The iterative approach uses a stack to keep track of nodes to visit. We start by pushing the root node onto the stack. Then, we repeatedly pop a node from the stack. If the node has a left child, we push the left child and all its left descendants onto the stack (this ensures we process the left subtree completely before the root). After processing the left subtree (or if there's no left subtree), we visit the node (add its value to the result), and then push its right child (if it exists) onto the stack.
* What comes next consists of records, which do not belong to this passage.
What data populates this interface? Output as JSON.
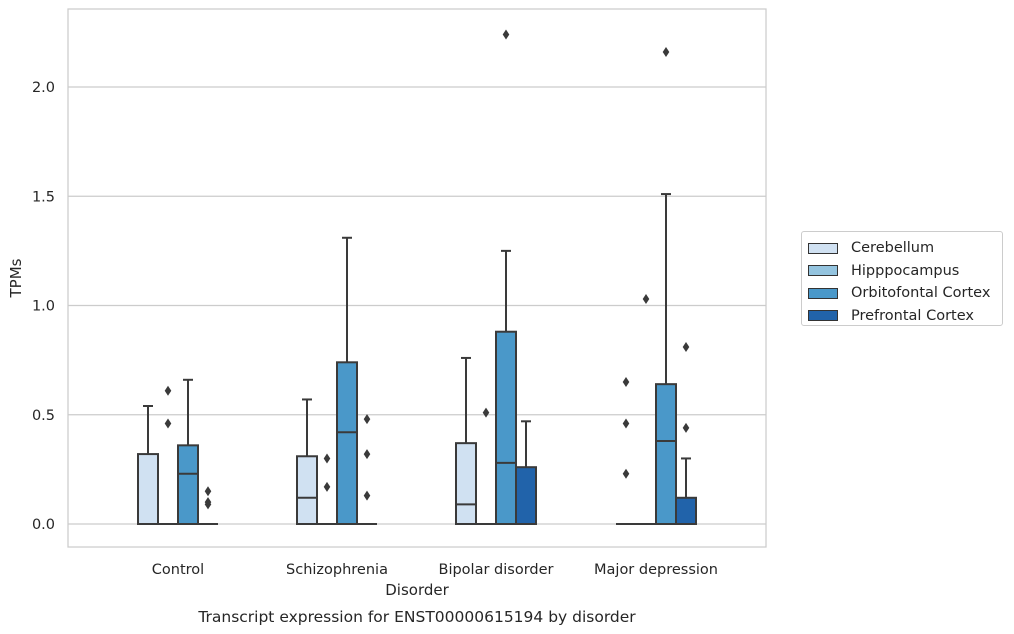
{
  "chart_data": {
    "type": "box",
    "title": "Transcript expression for ENST00000615194 by disorder",
    "xlabel": "Disorder",
    "ylabel": "TPMs",
    "ylim": [
      -0.11,
      2.36
    ],
    "yticks": [
      "0.0",
      "0.5",
      "1.0",
      "1.5",
      "2.0"
    ],
    "grid": true,
    "legend_position": "right",
    "categories": [
      "Control",
      "Schizophrenia",
      "Bipolar disorder",
      "Major depression"
    ],
    "series": [
      {
        "name": "Cerebellum",
        "color": "#d0e1f2",
        "boxes": [
          {
            "q1": 0,
            "median": 0,
            "q3": 0.32,
            "whisker_low": 0,
            "whisker_high": 0.54,
            "outliers": []
          },
          {
            "q1": 0,
            "median": 0.12,
            "q3": 0.31,
            "whisker_low": 0,
            "whisker_high": 0.57,
            "outliers": []
          },
          {
            "q1": 0,
            "median": 0.09,
            "q3": 0.37,
            "whisker_low": 0,
            "whisker_high": 0.76,
            "outliers": []
          },
          {
            "q1": 0,
            "median": 0,
            "q3": 0,
            "whisker_low": 0,
            "whisker_high": 0,
            "outliers": [
              0.23,
              0.46,
              0.65
            ]
          }
        ]
      },
      {
        "name": "Hipppocampus",
        "color": "#94c4df",
        "boxes": [
          {
            "q1": 0,
            "median": 0,
            "q3": 0,
            "whisker_low": 0,
            "whisker_high": 0,
            "outliers": [
              0.46,
              0.61
            ]
          },
          {
            "q1": 0,
            "median": 0,
            "q3": 0,
            "whisker_low": 0,
            "whisker_high": 0,
            "outliers": [
              0.17,
              0.3
            ]
          },
          {
            "q1": 0,
            "median": 0,
            "q3": 0,
            "whisker_low": 0,
            "whisker_high": 0,
            "outliers": [
              0.51
            ]
          },
          {
            "q1": 0,
            "median": 0,
            "q3": 0,
            "whisker_low": 0,
            "whisker_high": 0,
            "outliers": [
              1.03
            ]
          }
        ]
      },
      {
        "name": "Orbitofontal Cortex",
        "color": "#4a98c9",
        "boxes": [
          {
            "q1": 0,
            "median": 0.23,
            "q3": 0.36,
            "whisker_low": 0,
            "whisker_high": 0.66,
            "outliers": []
          },
          {
            "q1": 0,
            "median": 0.42,
            "q3": 0.74,
            "whisker_low": 0,
            "whisker_high": 1.31,
            "outliers": []
          },
          {
            "q1": 0,
            "median": 0.28,
            "q3": 0.88,
            "whisker_low": 0,
            "whisker_high": 1.25,
            "outliers": [
              2.24
            ]
          },
          {
            "q1": 0,
            "median": 0.38,
            "q3": 0.64,
            "whisker_low": 0,
            "whisker_high": 1.51,
            "outliers": [
              2.16
            ]
          }
        ]
      },
      {
        "name": "Prefrontal Cortex",
        "color": "#2163aa",
        "boxes": [
          {
            "q1": 0,
            "median": 0,
            "q3": 0,
            "whisker_low": 0,
            "whisker_high": 0,
            "outliers": [
              0.09,
              0.1,
              0.15
            ]
          },
          {
            "q1": 0,
            "median": 0,
            "q3": 0,
            "whisker_low": 0,
            "whisker_high": 0,
            "outliers": [
              0.13,
              0.32,
              0.48
            ]
          },
          {
            "q1": 0,
            "median": 0,
            "q3": 0.26,
            "whisker_low": 0,
            "whisker_high": 0.47,
            "outliers": []
          },
          {
            "q1": 0,
            "median": 0,
            "q3": 0.12,
            "whisker_low": 0,
            "whisker_high": 0.3,
            "outliers": [
              0.44,
              0.81
            ]
          }
        ]
      }
    ]
  }
}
This process continues until the stack is empty.

Code

#include <vector>
#include <stack>

/**
 * Definition for a binary tree node.
 * struct TreeNode {
 *     int val;
 *     TreeNode *left;
 *     TreeNode *right;
 *     TreeNode() : val(0), left(nullptr), right(nullptr) {}
 *     TreeNode(int x) : val(x), left(nullptr), right(nullptr) {}
 *     TreeNode(int x, TreeNode *left, TreeNode *right) : val(x), left(left), right(right) {}
 * };
 */
class Solution {
public:
    std::vector<int> inorderTraversal(TreeNode* root) {
        std::vector<int> result;
        std::stack<TreeNode*> s;
        TreeNode* curr = root;

        while (curr != nullptr || !s.empty()) {
            while (curr != nullptr) {
                s.push(curr);
                curr = curr->left;
            }
            curr = s.top();
            s.pop();
            result.push_back(curr->val);
            curr = curr->right;
        }

        return result;
    }
};

Complexity

Time Complexity: O(N), where N is the number of nodes in the tree. We visit each node exactly once.
Space Complexity: O(H), where H is the height of the tree. In the worst case (a skewed tree), the space complexity can be O(N), but in a balanced tree, it would be O(log N). This is due to the space used by the stack, which can hold at most H nodes.